Aside from the minor hassle of needing to use rethrowError, this works quite nicely. Any UserError that gets thrown, regardless of where it happens, get caught by runErrorT and converted into Either UserError () for the result of the monadic computation. The code inside the do block doesn’t have to worry about error checking; ErrorT handles that for us.

hashPasswordFor was a trivial example, but remember this ugly nastiness from the previous post?

authenticateUser :: MonadState UserDirectory m => String -> PasswordHash -> ClockTime -> m (Maybe UserError)
authenticateUser name passHash when = do
    UserDirectory dir <- get
    case M.lookup name dir of
        Nothing -> return $ Just NoSuchUser
        Just user -> if isLocked when user
                        then return $ fmap AccountLocked $ usLocked user
                        else if passHash == usPassword user
                                then do put $ UserDirectory $ M.insert name (unlockUser user) dir
                                        return Nothing
                                else do put $ UserDirectory $ M.insert name (failUser when user) dir
                                        return $ Just PasswordMismatch

Here’s what a ErrorT magic lets us replace that with:

authenticateUser :: MonadState UserDirectory m =>
                    String -> PasswordHash -> ClockTime -> m (Either UserError ())
authenticateUser name passHash when = runErrorT $ do
    dir <- get
    user <- lookupUser name dir
    checkUnlocked when user
    if passHash == usPassword user
       then do insertUser name (unlockUser user)
               return ()
       else do insertUser name (failUser when user)
               throwError PasswordMismatch

Suddenly it’s much easier to see what the code’s supposed to do! Goodbye deep nesting of conditionals; if not for the fact that we need to update the data store differently based on whether we see a password mismatch, we wouldn’t even need the one still there.

Just for completeness’s sake, here’s checkUnlocked, which replaces isLocked from the previous code:

checkUnlocked :: Monad m => ClockTime -> UserInfo -> ErrorT UserError m ()
checkUnlocked asOf user = case usLocked user of
                            Just until -> when (asOf < until) (throwError $ AccountLocked until)
                            Nothing    -> return ()

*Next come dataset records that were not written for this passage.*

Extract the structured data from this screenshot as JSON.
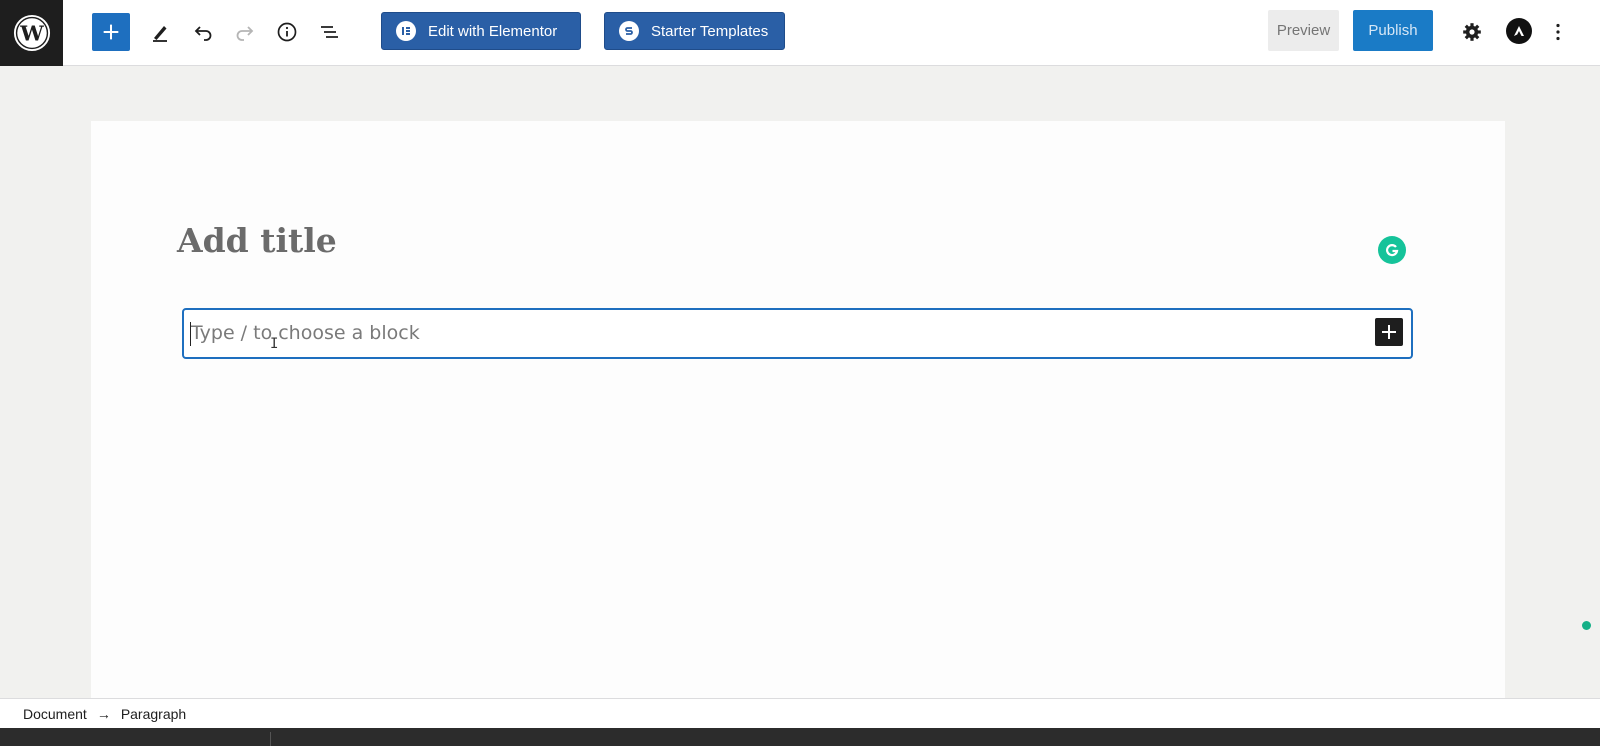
{
  "toolbar": {
    "logo_icon": "wordpress-logo-icon",
    "inserter_icon": "plus-icon",
    "tools_icon": "pencil-icon",
    "undo_icon": "undo-icon",
    "redo_icon": "redo-icon",
    "info_icon": "info-icon",
    "list_view_icon": "list-view-icon",
    "edit_elementor_label": "Edit with Elementor",
    "starter_templates_label": "Starter Templates",
    "preview_label": "Preview",
    "publish_label": "Publish",
    "settings_icon": "gear-icon",
    "astra_icon": "astra-icon",
    "more_icon": "more-vertical-icon"
  },
  "editor": {
    "title_placeholder": "Add title",
    "block_placeholder": "Type / to choose a block",
    "add_block_icon": "plus-icon",
    "grammarly_icon": "grammarly-icon"
  },
  "breadcrumb": {
    "items": [
      "Document",
      "Paragraph"
    ],
    "separator": "→"
  },
  "colors": {
    "accent": "#1e6fbf",
    "elementor_blue": "#2a5fa6",
    "publish_blue": "#1a7bc6",
    "grammarly_green": "#15c39a"
  }
}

Technically we could’ve used maybe instead of pattern-matching to turn checkUnlocked into a one-liner like isLocked was, but I think the code becomes too difficult to read in that case, which defeats the whole rationale behind using ErrorT throughout our code in the first place.

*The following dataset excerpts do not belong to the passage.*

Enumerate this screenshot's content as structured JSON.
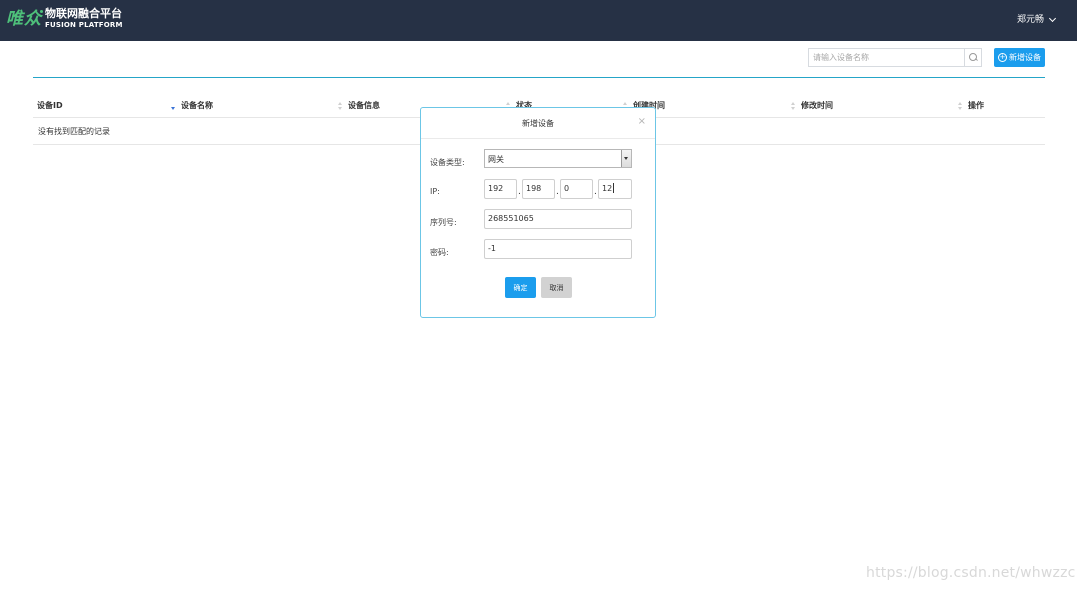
{
  "header": {
    "logo_text": "唯众",
    "platform_title": "物联网融合平台",
    "platform_subtitle": "FUSION PLATFORM",
    "user_name": "郑元畅"
  },
  "toolbar": {
    "search_placeholder": "请输入设备名称",
    "search_value": "",
    "add_label": "新增设备"
  },
  "table": {
    "columns": [
      "设备ID",
      "设备名称",
      "设备信息",
      "状态",
      "创建时间",
      "修改时间",
      "操作"
    ],
    "empty_message": "没有找到匹配的记录"
  },
  "modal": {
    "title": "新增设备",
    "close": "×",
    "type_label": "设备类型:",
    "type_value": "网关",
    "ip_label": "IP:",
    "ip_parts": [
      "192",
      "198",
      "0",
      "12"
    ],
    "ip_separator": ".",
    "serial_label": "序列号:",
    "serial_value": "268551065",
    "password_label": "密码:",
    "password_value": "-1",
    "confirm_label": "确定",
    "cancel_label": "取消"
  },
  "watermark": "https://blog.csdn.net/whwzzc",
  "colors": {
    "topbar": "#263145",
    "primary": "#1b9ded",
    "accent_line": "#25a5c8",
    "logo_green": "#4ec07a"
  }
}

As always, here’s the complete program with these changes. The code behaves the exact same way as the previous version, but the implementation is now much easier on the eyes.

Let this be a lesson to you: it’s often said that most programming problems can be simplified by adding another level of indirection. In Haskell, I suspect the equivalent is adding another monad. Monads are a little tricky to get your head around at first, but you can do some neat things with them.